Berlin/Ratzeburg – Bereits zum zweiten Mal hat das Institut für Qualität und Wirtschaftlichkeit im Gesundheitswesen (IQWiG) eine umfangreiche Nutzenbewertung für eine Substanzklasse in der Rheumatherapie vorgelegt, die Biologika. Während 2013 nur der Einsatz in der Zweitlinientherapie untersucht wurde, ging es bei der Auswertung im Juni 2016 auch um die Erstlinie. Außerdem wurden Biologika untereinander verglichen.
Das Ergebnis des jetzt veröffentlichten Vorberichts: Für drei der im Bericht unterschiedenen Therapiesituationen lassen sich Anhaltspunkte für Vor- oder Nachteile einzelner Wirkstoffe gegenüber anderen Biologika ermitteln, allerdings nur in wenigen patientenrelevanten Endpunkten. Zur medikamentösen Behandlung werden unter anderem erkrankungsmodifizierende Antirheumatika (Disease-Modifying Antirheumatic Drugs, DMARD) eingesetzt, die anders als Entzündungshemmer in den Erkrankungsmechanismus selbst eingreifen.
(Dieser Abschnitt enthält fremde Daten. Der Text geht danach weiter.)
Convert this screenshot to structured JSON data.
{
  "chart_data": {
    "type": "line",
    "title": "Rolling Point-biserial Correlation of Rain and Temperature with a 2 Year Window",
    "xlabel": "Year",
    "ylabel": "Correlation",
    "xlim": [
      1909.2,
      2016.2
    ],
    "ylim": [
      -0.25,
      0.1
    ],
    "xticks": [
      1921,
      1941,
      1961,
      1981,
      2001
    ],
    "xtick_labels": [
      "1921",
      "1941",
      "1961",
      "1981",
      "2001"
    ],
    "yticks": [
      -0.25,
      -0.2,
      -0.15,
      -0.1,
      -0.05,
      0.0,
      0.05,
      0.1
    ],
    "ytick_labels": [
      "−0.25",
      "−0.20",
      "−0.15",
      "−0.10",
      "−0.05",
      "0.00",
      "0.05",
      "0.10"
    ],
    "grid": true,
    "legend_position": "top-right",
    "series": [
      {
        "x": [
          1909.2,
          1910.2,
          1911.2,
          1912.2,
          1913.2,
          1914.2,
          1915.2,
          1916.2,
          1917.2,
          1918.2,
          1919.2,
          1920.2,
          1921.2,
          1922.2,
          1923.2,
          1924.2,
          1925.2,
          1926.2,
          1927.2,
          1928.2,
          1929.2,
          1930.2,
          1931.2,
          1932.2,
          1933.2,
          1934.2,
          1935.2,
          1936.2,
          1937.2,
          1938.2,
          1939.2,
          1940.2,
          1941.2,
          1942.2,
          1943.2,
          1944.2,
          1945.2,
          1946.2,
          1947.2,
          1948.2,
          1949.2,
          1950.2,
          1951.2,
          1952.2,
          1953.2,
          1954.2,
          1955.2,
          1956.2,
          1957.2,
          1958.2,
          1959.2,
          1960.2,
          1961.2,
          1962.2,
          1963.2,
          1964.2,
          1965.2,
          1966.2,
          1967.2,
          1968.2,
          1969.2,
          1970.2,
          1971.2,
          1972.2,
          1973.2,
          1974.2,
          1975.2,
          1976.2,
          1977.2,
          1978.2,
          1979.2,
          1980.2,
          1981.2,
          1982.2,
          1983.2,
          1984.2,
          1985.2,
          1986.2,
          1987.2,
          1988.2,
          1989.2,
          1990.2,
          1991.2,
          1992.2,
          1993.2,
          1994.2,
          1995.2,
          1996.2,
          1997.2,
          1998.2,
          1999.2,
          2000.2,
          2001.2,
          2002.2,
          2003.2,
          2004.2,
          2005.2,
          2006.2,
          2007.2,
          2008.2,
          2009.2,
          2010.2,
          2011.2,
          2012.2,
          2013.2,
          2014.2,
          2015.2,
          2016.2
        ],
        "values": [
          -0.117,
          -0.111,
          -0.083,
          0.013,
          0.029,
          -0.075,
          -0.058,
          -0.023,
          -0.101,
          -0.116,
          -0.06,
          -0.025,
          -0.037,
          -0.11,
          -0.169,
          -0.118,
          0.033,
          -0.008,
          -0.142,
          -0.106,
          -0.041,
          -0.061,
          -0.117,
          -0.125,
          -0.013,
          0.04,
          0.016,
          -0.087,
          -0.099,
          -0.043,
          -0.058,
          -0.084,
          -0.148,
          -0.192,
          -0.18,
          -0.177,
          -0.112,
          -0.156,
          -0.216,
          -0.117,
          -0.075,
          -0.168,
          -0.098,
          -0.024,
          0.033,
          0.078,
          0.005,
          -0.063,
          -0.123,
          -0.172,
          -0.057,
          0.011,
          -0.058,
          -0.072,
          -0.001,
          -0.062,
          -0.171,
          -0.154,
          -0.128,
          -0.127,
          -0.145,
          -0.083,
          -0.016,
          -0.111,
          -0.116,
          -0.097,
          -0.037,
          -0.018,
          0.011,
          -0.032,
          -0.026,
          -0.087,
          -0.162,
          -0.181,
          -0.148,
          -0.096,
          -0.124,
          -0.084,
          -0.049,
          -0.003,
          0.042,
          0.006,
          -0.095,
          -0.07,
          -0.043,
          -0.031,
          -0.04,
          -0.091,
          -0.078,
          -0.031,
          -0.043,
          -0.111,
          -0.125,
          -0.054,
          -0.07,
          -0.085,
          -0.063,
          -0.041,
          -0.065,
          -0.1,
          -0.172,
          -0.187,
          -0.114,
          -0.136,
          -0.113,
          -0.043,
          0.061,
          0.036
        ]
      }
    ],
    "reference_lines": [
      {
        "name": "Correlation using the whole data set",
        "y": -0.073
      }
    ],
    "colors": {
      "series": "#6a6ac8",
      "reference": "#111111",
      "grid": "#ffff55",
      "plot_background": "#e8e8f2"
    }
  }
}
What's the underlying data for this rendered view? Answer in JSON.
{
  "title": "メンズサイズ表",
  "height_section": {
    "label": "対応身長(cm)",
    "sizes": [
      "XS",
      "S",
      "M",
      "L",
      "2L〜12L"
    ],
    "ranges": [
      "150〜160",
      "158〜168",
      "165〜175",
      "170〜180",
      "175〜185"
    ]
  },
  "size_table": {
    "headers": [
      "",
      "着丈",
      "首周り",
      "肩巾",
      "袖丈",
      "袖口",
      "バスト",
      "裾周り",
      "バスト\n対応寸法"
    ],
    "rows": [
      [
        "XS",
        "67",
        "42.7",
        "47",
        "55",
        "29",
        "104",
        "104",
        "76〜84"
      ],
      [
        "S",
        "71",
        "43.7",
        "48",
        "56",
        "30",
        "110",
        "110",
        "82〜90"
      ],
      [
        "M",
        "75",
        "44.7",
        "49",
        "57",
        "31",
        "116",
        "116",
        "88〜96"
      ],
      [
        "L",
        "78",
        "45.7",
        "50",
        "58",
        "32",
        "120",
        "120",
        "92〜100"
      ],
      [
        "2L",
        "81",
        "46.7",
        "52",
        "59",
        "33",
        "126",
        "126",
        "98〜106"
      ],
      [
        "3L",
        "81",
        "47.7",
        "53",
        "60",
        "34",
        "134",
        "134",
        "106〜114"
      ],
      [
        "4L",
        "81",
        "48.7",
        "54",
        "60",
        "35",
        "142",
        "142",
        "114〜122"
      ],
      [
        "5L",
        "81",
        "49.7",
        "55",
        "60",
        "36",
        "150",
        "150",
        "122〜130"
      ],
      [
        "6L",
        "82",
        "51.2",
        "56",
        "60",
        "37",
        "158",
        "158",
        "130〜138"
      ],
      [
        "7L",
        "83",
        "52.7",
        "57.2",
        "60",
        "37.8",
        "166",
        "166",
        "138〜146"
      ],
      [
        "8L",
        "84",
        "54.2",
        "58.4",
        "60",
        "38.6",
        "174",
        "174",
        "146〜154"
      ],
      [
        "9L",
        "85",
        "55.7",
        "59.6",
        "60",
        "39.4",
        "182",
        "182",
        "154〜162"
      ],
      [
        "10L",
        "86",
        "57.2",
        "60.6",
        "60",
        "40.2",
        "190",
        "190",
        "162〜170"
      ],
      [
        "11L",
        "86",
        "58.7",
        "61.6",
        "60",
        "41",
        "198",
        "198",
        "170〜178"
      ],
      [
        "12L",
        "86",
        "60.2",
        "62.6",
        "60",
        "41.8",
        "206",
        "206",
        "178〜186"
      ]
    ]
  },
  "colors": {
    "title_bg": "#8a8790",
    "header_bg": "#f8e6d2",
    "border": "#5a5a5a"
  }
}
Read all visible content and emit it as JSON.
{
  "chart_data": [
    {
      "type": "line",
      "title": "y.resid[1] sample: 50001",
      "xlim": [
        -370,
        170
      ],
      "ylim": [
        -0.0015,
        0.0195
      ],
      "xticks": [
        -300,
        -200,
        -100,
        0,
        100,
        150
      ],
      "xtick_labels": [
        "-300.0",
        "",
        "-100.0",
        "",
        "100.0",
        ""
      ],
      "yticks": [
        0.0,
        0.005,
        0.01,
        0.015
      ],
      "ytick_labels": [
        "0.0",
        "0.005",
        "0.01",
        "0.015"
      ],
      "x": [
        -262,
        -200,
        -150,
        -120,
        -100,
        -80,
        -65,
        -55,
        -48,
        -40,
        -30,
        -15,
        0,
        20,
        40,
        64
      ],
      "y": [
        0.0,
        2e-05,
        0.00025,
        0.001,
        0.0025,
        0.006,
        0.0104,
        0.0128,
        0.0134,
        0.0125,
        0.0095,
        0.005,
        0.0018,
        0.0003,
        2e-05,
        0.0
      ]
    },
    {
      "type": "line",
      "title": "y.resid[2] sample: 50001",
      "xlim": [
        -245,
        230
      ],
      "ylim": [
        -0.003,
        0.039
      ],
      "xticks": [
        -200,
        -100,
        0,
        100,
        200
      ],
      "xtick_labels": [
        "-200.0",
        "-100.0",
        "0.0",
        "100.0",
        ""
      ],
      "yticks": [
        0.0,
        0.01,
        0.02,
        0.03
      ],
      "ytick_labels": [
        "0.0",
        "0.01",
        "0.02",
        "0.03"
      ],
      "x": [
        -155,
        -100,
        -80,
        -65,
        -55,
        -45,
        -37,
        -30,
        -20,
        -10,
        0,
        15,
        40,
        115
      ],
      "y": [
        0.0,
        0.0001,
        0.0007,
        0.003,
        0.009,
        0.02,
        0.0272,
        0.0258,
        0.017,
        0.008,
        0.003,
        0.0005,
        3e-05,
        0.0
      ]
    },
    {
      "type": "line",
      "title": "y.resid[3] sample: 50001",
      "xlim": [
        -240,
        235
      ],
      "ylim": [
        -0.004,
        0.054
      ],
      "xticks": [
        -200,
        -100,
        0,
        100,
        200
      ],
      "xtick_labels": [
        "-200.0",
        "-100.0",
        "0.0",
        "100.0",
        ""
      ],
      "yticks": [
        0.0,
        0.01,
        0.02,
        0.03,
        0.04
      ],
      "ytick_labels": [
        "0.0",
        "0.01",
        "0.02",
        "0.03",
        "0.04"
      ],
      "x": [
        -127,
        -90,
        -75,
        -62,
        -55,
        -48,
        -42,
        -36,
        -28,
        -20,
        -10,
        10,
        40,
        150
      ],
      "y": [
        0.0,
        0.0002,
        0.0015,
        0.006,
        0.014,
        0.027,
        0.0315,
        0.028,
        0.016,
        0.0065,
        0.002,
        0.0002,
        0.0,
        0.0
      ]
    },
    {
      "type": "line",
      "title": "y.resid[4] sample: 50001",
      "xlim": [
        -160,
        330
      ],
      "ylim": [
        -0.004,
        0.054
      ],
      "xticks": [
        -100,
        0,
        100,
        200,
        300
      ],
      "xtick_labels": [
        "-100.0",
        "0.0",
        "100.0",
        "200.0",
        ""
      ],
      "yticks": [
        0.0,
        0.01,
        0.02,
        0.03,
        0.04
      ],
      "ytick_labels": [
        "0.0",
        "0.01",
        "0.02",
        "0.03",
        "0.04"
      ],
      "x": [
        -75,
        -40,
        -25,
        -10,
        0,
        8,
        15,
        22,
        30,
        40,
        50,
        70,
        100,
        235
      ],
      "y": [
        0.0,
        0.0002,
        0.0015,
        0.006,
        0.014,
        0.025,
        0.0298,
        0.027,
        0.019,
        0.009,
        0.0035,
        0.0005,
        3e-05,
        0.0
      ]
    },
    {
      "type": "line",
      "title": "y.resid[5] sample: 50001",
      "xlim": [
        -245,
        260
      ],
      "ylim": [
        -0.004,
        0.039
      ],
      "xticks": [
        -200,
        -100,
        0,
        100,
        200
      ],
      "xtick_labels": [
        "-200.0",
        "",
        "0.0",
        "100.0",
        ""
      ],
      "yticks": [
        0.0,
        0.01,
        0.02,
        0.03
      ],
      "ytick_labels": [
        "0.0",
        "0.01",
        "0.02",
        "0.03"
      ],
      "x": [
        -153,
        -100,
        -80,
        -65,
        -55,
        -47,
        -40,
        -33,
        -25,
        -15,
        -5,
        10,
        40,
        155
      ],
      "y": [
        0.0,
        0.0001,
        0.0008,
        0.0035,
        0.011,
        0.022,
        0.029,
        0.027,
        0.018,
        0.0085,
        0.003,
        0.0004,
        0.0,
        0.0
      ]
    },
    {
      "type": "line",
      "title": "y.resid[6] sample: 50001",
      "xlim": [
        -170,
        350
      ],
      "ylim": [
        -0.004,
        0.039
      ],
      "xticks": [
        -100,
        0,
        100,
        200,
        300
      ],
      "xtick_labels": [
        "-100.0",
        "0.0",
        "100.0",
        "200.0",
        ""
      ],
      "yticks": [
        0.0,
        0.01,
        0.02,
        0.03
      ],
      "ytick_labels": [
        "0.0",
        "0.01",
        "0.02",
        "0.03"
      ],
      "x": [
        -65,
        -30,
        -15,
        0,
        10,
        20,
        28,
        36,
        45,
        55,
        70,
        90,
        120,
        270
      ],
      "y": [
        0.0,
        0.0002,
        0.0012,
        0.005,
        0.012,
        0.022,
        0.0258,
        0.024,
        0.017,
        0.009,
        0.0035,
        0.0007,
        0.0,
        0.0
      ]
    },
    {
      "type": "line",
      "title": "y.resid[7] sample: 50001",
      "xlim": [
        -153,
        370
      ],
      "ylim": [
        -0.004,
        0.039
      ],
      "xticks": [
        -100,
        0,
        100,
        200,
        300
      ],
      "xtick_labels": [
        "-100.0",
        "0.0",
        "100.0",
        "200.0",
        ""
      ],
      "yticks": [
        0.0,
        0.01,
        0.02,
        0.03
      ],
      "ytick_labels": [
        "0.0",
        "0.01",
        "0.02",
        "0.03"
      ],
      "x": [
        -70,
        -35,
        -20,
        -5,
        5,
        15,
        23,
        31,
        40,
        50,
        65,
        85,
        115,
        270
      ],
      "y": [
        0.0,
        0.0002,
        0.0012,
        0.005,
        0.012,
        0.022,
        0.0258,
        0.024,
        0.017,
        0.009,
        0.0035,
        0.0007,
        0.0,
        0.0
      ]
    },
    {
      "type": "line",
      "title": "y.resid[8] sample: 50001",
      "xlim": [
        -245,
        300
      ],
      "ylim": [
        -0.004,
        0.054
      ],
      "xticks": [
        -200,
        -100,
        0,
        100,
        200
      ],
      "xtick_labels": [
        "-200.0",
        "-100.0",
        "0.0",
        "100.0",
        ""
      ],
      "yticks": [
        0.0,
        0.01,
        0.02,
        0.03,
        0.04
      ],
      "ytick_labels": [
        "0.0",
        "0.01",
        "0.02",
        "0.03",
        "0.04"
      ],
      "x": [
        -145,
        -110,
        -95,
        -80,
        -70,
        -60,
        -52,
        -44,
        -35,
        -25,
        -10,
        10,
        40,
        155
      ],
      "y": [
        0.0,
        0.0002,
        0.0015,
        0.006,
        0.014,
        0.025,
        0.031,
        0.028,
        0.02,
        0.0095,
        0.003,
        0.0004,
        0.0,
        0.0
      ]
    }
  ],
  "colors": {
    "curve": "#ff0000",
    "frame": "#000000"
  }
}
Biotechnologisch hergestellte DMARD (bDMARD), sogenannte Biologika, werden aus Zellkulturen gewonnen.
Für drei Therapiesituationen Fazit gezogen
Seit der Zulassung der ersten Biologika sind etwa 18 Jahre vergangen. Daher hat der Gemeinsame Bundesausschuss (G-BA) das IQWiG mit einer Nutzenbewertung von Biologika im Vergleich untereinander beauftragt, und zwar in der Erstlinientherapie und in weiteren Therapielinien. Dazu wurden 120 relevante Studien ausfindig gemacht. Für vier von sieben Therapiesituationen ist die Datenlage dennoch unzureichend. Da es nach wie vor kaum Studien gibt, in denen Biologika direkt miteinander verglichen werden, hat das Institut zahlreiche indirekte Vergleiche angestellt, bei denen der Nutzen und Schaden der Biologika über die jeweiligen Vergleichstherapien der Einzelstudien zueinander in Beziehung gesetzt wird. „Doch auch noch so akribische indirekte Vergleiche können Langzeitstudien und direkte Vergleiche nicht vollständig ersetzen“, erklärt Beate Wieseler, Leiterin des Ressorts Arzneimittelbewertung im IQWiG. „Wenn man bedenkt, wie häufig Rheuma ist, wie sehr die Betroffenen unter der Krankheit leiden und wie lange diese Wirkstoffe nun schon auf dem Markt sind, ist dieser Mangel nicht nachzuvollziehen.“
Zum IQWIG-Bericht zu Biologika
Der Beginn der Biologika-Ära im Jahre 2000 mit der Zulassung von Infliximab und Etanercept als TNF-alpha-Inhibitoren hat eine „Therapierevolution“ in der Versorgung von Patienten mit entzündlich-rheumatischen Erkrankungen eingeleitet. Bei Versagen einer DMARD-Therapie mit Methotrexat, Leflunomid und anderen gibt es weitere erfolgreiche Therapieoptionen. Über 13 weitere Wirkstoffe sind seitdem hinzugekommen, aktuell zusätzlich die JAK-Kinase-Inhibitoren. Diese Entwicklung ist bahnbrechend, aber in der Menge auch unübersichtlich. Leider kann uns von den Fachgesellschaften wenig Hilfe für unsere tägliche Arbeit angeboten werden, da es kaum Head-to-Head-Studien gibt. Wir müssen uns an die Therapieleitlinien der RA, PsA und axSpA halten und so lange von unseren eigenen Erfahrungen profitieren, bis wir übergeordnete Informationen erhalten.